Edited by - malolo on 10/14/2007 14:34:38


RE: Teachers - Kelena - 10-14-2007

Are the schools well funded?




RE: Teachers - JerryCarr - 10-14-2007

Glen, if you just simply look at the amount of money being spent, you might think the schools are well-funded. But if you look closer and see what they spend it on, look out! Facilities construction and maintenance costs are artificially high due to a number of factors, including, but not limited to, byzantine bidding procedures, requirements that contractors pay union scale wages even if not unionized, occasional bid rigging, sometimes corruption, and other good old boy techniques. Teacher pay is barely adequate for singles, and, as others have noted, not really sufficient to raise a family.

There are no local school boards, and the economies of scale that one might expect from such a centralized arrangement are lost due to inept long-distance management from Honolulu. The charter schools, which have shown some promising results, are not funded to the same extent as the poorer performing regular schools. (Success and innovation must be punished and suppressed at all costs, being threats to the bureaucratic norm.) In addition to a lower funding formula, the number of charter schools and public-to-charter conversions is restricted to a level far short of the demand.

Add to all the above a reputation for racial discord and hooliganism in some of the East Hawaii schools (Kea'au High has had some particularly nasty incidents,) and you don't get a pretty picture.

Other people have less negative opinions, but that's mine based on conversations with educators and postings here on Punaweb.

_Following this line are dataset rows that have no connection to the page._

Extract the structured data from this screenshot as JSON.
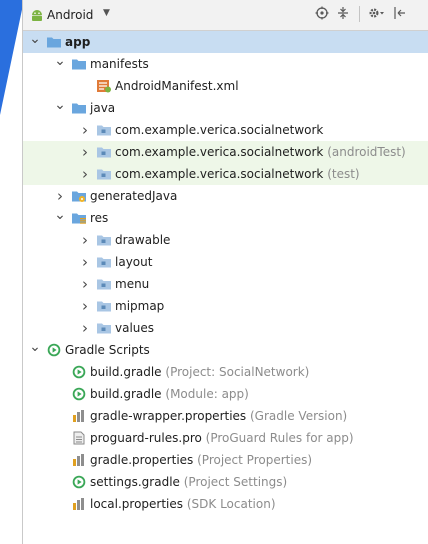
{
  "toolbar": {
    "view_label": "Android",
    "caret": "▼",
    "icons": [
      "target-icon",
      "collapse-icon",
      "gear-icon",
      "hide-icon"
    ]
  },
  "colors": {
    "selection": "#c8ddf2",
    "test_row": "#eef7e8",
    "folder_blue": "#6aa6de",
    "gradle_green": "#3aa757",
    "note_gray": "#8c8c8c",
    "deco_blue": "#2a6fde"
  },
  "tree": [
    {
      "id": "app",
      "depth": 0,
      "arrow": "expanded",
      "icon": "folder",
      "label": "app",
      "bold": true,
      "selected": true
    },
    {
      "id": "manifests",
      "depth": 1,
      "arrow": "expanded",
      "icon": "folder",
      "label": "manifests"
    },
    {
      "id": "androidmanifest",
      "depth": 2,
      "arrow": "none",
      "icon": "manifest",
      "label": "AndroidManifest.xml"
    },
    {
      "id": "java",
      "depth": 1,
      "arrow": "expanded",
      "icon": "folder",
      "label": "java"
    },
    {
      "id": "pkg-main",
      "depth": 2,
      "arrow": "collapsed",
      "icon": "package",
      "label": "com.example.verica.socialnetwork"
    },
    {
      "id": "pkg-androidtest",
      "depth": 2,
      "arrow": "collapsed",
      "icon": "package",
      "label": "com.example.verica.socialnetwork",
      "note": "(androidTest)",
      "test": true
    },
    {
      "id": "pkg-test",
      "depth": 2,
      "arrow": "collapsed",
      "icon": "package",
      "label": "com.example.verica.socialnetwork",
      "note": "(test)",
      "test": true
    },
    {
      "id": "generatedjava",
      "depth": 1,
      "arrow": "collapsed",
      "icon": "folder-generated",
      "label": "generatedJava"
    },
    {
      "id": "res",
      "depth": 1,
      "arrow": "expanded",
      "icon": "folder-res",
      "label": "res"
    },
    {
      "id": "drawable",
      "depth": 2,
      "arrow": "collapsed",
      "icon": "package",
      "label": "drawable"
    },
    {
      "id": "layout",
      "depth": 2,
      "arrow": "collapsed",
      "icon": "package",
      "label": "layout"
    },
    {
      "id": "menu",
      "depth": 2,
      "arrow": "collapsed",
      "icon": "package",
      "label": "menu"
    },
    {
      "id": "mipmap",
      "depth": 2,
      "arrow": "collapsed",
      "icon": "package",
      "label": "mipmap"
    },
    {
      "id": "values",
      "depth": 2,
      "arrow": "collapsed",
      "icon": "package",
      "label": "values"
    },
    {
      "id": "gradle-scripts",
      "depth": 0,
      "arrow": "expanded",
      "icon": "gradle",
      "label": "Gradle Scripts"
    },
    {
      "id": "build-gradle-project",
      "depth": 1,
      "arrow": "none",
      "icon": "gradle",
      "label": "build.gradle",
      "note": "(Project: SocialNetwork)"
    },
    {
      "id": "build-gradle-module",
      "depth": 1,
      "arrow": "none",
      "icon": "gradle",
      "label": "build.gradle",
      "note": "(Module: app)"
    },
    {
      "id": "gradle-wrapper-props",
      "depth": 1,
      "arrow": "none",
      "icon": "properties",
      "label": "gradle-wrapper.properties",
      "note": "(Gradle Version)"
    },
    {
      "id": "proguard-rules",
      "depth": 1,
      "arrow": "none",
      "icon": "text-file",
      "label": "proguard-rules.pro",
      "note": "(ProGuard Rules for app)"
    },
    {
      "id": "gradle-props",
      "depth": 1,
      "arrow": "none",
      "icon": "properties",
      "label": "gradle.properties",
      "note": "(Project Properties)"
    },
    {
      "id": "settings-gradle",
      "depth": 1,
      "arrow": "none",
      "icon": "gradle",
      "label": "settings.gradle",
      "note": "(Project Settings)"
    },
    {
      "id": "local-props",
      "depth": 1,
      "arrow": "none",
      "icon": "properties",
      "label": "local.properties",
      "note": "(SDK Location)"
    }
  ]
}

Not so cheerful on this subject,
Jerry



Edited by - JerryCarr on 10/14/2007 15:35:40


RE: Teachers - Tolleys - 10-14-2007

I am not a teacher. However, a punaweb member handle: Lynn T is a teacher. She just started this fall as a speech & audiology teacher for the puna area. I forget where she is originally from, but it is the mainland. I am not sure how often she checks the board, but you can email her via the member list.

From what I have read in the papers the state needs teachers. Good-luck.


Susan


RE: Teachers - missydog1 - 10-14-2007

Do the schools in East Hawai`i have the infamous "Kill a Haole" day? And I thought Kea`au was the good school district in Puna?

I sure wouldn't want a good teacher to not come here, but neither would I want to see anyone come and be unhappy.

I think good teachers are saintlike beings possessed of patience I could not imagine.

People sometimes ask me why I don't try teaching junior high or high school because I have the educational qualification.

Um, because it's my idea of what hell might be like? It takes more than education to make a good teacher, for sure.

Re the public vs private -- I have a friend who was willing to spend an ungodly amount on tuition to send her kids to HPA after Kona schools had them headed for a life of delinquency. I think it's roughly 15,000 a year per kid, and she's not wealthy. Neither is she a snob, and her kids are not haole. (hapa) Just a mother feeling that her kids were lost in a system. She is not a big fan of the "no child left behind" policy and thinks it creates problems rather than helping.

I don't understand how this program works exactly, but I know that as an intelligent parent she thought the implementation is making a mess of things.




RE: Teachers - carmel123 - 10-22-2007

I am a teacher in Puna. I would never advise any teacher from the mainland to come here and attempt to teach. Kids are a pain, admin is worthless and fellow teachers have their own little world and never come out to see what is going on.